The cover letter is a chance to make a positive impression on a potential employer. Unlike a face-to-face meeting, where your nervousness or bad luck can turn a first impression into a disaster, a cover letter is a first impression you get to have complete control over. You decide exactly what you will say, without any time pressure or having to come up with something spontaneously, and you also get to “stage" your letter.
You control what it looks like, what it sounds like, and how you come across.
The key element to remember is, while you might easily spend two hours agonizing over every detail of your cover letter, the first person reading it is not going to invest even a small fraction of that time. Your letter will be scanned quickly the first time. Only if your resume or application jumps to the “short list" is it likely anyone will really take the time to read your letter word-for-word.
So, you have a two-fold challenge: you must write a well-crafted cover letter that comes across well on a deep reading, and you must write a letter that favorably grabs the attention of the casual reader who is simply scanning.
Your first impression makes a first impression itself – the envelope and paper you use for your cover letter will send an unmistakable signal to the person who receives it. What? You thought printed resumes and cover letters were dead?

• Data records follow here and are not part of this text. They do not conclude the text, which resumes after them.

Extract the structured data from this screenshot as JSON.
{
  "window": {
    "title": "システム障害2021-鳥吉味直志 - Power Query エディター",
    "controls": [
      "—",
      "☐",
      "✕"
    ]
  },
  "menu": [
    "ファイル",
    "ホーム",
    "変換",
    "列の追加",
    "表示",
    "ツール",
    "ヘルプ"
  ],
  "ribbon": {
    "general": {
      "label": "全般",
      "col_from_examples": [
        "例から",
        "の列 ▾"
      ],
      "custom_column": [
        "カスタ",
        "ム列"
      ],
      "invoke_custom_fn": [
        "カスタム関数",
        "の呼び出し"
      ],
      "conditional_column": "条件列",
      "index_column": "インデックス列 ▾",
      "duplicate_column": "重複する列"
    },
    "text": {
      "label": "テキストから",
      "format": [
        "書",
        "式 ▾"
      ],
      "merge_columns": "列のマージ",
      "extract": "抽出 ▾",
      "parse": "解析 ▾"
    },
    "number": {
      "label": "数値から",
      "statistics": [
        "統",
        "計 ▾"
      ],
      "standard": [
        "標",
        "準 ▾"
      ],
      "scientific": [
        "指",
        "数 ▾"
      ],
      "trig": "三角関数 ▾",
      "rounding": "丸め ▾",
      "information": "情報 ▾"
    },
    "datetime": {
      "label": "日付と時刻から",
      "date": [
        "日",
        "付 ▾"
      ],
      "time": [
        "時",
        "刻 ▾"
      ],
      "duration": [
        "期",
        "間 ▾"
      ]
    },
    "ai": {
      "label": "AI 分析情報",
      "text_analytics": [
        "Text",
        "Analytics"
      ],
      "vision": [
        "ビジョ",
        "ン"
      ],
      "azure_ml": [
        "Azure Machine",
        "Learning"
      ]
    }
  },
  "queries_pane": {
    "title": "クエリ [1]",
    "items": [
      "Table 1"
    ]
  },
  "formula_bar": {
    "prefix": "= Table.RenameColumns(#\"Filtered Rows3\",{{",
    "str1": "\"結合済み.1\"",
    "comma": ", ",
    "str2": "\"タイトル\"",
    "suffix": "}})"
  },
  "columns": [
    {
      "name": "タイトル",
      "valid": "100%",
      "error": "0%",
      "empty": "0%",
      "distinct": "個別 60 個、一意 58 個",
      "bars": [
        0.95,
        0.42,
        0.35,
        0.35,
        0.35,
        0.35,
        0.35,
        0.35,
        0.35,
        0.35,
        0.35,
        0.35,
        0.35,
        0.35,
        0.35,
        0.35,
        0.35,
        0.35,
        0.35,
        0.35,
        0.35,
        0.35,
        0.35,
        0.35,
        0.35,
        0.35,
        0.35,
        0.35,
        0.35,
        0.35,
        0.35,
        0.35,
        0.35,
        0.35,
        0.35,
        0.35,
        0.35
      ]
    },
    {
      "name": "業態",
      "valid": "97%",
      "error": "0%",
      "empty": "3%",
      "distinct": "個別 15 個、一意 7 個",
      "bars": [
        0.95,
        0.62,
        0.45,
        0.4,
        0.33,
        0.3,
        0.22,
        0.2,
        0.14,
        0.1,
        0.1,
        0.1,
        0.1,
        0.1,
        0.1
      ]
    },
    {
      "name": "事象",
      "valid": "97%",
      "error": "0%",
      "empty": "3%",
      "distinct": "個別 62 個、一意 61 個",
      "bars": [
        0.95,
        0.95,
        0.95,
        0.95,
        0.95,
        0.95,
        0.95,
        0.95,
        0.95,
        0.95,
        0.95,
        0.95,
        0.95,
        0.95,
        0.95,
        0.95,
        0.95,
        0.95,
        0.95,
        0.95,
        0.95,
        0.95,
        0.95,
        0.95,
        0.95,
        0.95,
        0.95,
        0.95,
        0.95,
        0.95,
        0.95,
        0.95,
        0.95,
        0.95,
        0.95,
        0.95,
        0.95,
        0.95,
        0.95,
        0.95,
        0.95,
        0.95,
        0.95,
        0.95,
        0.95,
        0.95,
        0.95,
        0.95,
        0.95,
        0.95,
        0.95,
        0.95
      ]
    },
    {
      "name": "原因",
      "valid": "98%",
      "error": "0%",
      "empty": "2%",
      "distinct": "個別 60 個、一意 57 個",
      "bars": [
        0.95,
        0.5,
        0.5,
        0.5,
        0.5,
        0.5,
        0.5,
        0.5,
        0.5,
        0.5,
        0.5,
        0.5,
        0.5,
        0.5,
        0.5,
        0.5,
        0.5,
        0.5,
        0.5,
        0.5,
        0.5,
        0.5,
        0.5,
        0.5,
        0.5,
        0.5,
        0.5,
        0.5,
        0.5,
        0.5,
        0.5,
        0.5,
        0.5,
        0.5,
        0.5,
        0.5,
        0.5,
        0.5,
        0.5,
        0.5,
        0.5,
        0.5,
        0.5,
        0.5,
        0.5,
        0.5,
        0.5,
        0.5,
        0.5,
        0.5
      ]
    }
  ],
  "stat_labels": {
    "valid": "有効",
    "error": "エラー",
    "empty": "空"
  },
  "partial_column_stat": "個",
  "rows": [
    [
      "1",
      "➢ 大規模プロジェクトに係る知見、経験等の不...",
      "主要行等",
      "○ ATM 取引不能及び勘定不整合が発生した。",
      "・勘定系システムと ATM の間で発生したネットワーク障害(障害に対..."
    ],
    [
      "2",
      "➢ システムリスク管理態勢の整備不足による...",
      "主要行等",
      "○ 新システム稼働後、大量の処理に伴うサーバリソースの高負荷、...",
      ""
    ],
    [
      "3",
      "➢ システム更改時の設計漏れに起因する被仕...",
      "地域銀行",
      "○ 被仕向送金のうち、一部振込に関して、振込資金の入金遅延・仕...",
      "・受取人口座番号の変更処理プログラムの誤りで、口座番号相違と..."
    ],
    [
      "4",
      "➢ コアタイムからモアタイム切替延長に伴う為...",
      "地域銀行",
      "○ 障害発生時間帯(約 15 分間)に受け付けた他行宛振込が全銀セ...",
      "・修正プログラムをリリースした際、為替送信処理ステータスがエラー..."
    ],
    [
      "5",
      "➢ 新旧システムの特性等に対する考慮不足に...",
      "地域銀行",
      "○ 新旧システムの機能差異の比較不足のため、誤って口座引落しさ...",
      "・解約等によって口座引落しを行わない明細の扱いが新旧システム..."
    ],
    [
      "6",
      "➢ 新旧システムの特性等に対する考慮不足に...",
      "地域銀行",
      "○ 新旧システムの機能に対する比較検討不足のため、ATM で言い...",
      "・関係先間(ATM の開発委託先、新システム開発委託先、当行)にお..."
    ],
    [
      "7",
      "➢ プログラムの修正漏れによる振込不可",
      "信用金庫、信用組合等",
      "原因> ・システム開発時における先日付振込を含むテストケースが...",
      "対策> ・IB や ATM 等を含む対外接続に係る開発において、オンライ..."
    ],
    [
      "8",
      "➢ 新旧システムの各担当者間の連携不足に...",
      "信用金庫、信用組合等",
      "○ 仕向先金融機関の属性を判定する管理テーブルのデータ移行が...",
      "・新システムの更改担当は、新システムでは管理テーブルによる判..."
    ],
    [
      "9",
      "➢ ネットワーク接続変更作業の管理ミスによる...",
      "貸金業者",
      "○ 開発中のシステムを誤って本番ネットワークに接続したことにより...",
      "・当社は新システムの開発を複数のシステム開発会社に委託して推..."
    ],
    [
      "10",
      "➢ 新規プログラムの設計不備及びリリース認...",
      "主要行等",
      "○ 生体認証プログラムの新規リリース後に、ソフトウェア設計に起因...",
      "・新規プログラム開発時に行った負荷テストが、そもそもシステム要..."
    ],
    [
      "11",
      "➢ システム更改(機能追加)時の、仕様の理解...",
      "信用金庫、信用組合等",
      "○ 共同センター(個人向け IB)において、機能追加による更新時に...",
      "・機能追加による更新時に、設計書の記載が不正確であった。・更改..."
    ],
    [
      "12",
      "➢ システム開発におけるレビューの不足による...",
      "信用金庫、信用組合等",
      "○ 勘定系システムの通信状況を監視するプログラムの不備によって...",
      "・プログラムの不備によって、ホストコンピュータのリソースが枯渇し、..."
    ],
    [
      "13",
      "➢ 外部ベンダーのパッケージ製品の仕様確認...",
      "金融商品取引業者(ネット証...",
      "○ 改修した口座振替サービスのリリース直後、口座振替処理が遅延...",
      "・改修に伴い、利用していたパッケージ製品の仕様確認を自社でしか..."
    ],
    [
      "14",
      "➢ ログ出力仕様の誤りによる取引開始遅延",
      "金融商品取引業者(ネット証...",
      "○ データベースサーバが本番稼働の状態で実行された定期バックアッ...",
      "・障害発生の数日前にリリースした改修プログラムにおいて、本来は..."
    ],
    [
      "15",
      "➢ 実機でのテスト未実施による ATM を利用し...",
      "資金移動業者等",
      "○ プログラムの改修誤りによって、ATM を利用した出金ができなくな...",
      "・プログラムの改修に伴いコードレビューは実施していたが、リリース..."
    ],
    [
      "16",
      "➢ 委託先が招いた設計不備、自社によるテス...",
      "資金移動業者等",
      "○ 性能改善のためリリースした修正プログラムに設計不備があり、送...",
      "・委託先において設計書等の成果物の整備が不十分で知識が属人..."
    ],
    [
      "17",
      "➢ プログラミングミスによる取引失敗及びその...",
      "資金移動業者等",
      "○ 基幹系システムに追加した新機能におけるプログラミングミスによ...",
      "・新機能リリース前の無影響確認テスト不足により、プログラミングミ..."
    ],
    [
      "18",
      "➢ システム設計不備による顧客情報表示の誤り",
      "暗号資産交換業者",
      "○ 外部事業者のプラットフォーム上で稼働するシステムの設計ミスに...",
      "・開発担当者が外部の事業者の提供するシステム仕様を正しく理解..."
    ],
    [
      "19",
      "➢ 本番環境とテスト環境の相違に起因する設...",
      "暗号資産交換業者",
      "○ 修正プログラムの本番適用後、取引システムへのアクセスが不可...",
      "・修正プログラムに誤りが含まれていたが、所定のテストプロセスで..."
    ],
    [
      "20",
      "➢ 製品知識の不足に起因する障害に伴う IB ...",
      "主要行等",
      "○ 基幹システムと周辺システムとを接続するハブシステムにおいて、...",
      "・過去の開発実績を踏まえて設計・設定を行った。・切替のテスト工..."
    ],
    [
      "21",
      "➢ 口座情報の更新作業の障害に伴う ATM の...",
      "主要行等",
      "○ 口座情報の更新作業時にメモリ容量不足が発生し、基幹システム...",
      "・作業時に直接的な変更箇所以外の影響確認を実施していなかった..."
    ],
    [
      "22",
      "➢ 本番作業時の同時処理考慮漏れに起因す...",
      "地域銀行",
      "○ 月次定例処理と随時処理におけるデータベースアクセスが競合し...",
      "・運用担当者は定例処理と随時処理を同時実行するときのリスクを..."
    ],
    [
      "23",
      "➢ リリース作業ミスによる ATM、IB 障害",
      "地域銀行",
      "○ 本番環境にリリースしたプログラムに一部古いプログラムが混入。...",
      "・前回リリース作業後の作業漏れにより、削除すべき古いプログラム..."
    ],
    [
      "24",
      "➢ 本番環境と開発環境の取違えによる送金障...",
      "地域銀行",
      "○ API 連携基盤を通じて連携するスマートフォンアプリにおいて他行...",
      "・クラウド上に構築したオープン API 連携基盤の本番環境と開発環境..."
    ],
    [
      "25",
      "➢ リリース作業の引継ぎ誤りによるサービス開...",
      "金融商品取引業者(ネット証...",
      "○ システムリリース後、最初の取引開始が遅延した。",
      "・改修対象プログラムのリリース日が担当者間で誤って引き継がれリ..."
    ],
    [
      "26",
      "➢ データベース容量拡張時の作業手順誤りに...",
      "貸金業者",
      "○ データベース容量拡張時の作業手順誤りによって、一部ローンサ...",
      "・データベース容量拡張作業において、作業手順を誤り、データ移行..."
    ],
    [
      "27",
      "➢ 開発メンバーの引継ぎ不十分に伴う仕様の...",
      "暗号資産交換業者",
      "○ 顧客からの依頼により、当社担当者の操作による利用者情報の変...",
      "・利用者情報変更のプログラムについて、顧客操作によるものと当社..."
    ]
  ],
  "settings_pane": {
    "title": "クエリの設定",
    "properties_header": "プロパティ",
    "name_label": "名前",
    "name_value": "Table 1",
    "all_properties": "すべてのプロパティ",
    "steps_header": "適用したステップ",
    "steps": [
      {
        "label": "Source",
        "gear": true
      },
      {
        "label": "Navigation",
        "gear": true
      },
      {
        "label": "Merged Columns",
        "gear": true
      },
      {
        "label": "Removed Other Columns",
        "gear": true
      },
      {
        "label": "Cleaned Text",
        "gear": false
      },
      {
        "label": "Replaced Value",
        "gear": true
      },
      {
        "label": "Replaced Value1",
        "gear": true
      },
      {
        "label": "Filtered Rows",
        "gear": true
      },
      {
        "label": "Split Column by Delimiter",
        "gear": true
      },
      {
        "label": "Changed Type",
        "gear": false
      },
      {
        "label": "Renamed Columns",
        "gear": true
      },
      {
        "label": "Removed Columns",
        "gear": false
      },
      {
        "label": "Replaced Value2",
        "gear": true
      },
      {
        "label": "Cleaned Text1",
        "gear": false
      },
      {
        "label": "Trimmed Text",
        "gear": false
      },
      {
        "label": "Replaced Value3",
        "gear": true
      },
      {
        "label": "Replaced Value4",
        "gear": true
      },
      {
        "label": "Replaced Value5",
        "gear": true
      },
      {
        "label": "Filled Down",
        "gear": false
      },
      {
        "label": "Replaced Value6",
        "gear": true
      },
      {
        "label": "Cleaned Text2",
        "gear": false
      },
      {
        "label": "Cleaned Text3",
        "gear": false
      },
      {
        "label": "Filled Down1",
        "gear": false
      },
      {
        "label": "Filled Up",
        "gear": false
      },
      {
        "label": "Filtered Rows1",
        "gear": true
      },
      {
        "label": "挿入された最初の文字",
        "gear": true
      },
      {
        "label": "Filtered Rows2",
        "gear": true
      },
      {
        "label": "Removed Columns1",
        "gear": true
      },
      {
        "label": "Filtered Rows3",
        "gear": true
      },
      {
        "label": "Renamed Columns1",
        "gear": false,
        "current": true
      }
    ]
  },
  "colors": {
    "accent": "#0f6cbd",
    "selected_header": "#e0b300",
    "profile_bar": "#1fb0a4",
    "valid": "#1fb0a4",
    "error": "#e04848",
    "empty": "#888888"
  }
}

There are plenty of smaller companies that still welcome (some preferring) printed materials. In fact, go to a job fair and you'll find paper resumes nervously gripped by anxious job seekers.
When printing, does your cover letter arrive in a neatly-typed business envelope, laser-printed on heavy paper? Or, is it a blurry ink-jet printout on the lowest grade of bond paper, folded up double and stuffed into a small envelope? You can guess which of these two letters is going to make a positive impression.
It's worth investing a few dollars in the proper grade of paper and the right kind of matching envelope – you don't need to spend a fortune, but you do need to print your letter on something other than the recycled dot-matrix paper you've been storing in the attic since 1984.
If you don't have a quality printer in your home office, then use the laser printers at Kinko's or your local business center – even the library often has printers available for public use.
But let's look beyond old-school paper submissions.
What about impressions resulting from job inquiries sent by e-mail?
When applying for employment, do your email attachments open properly? Do your docs look crisp on screen? In making your first impression via the cover letter, you need to ensure the letter appears professional (whether sent via e-mail, fax, or mail), that the content is relevant and appropriate, and that your letter adds value to your application or resume. A phoned-in, cookie-cutter cover letter is better than no letter at all, sure, but a good letter can step your candidacy up a notch.
Take every opportunity to improve your cover letter, so it opens a few more doors.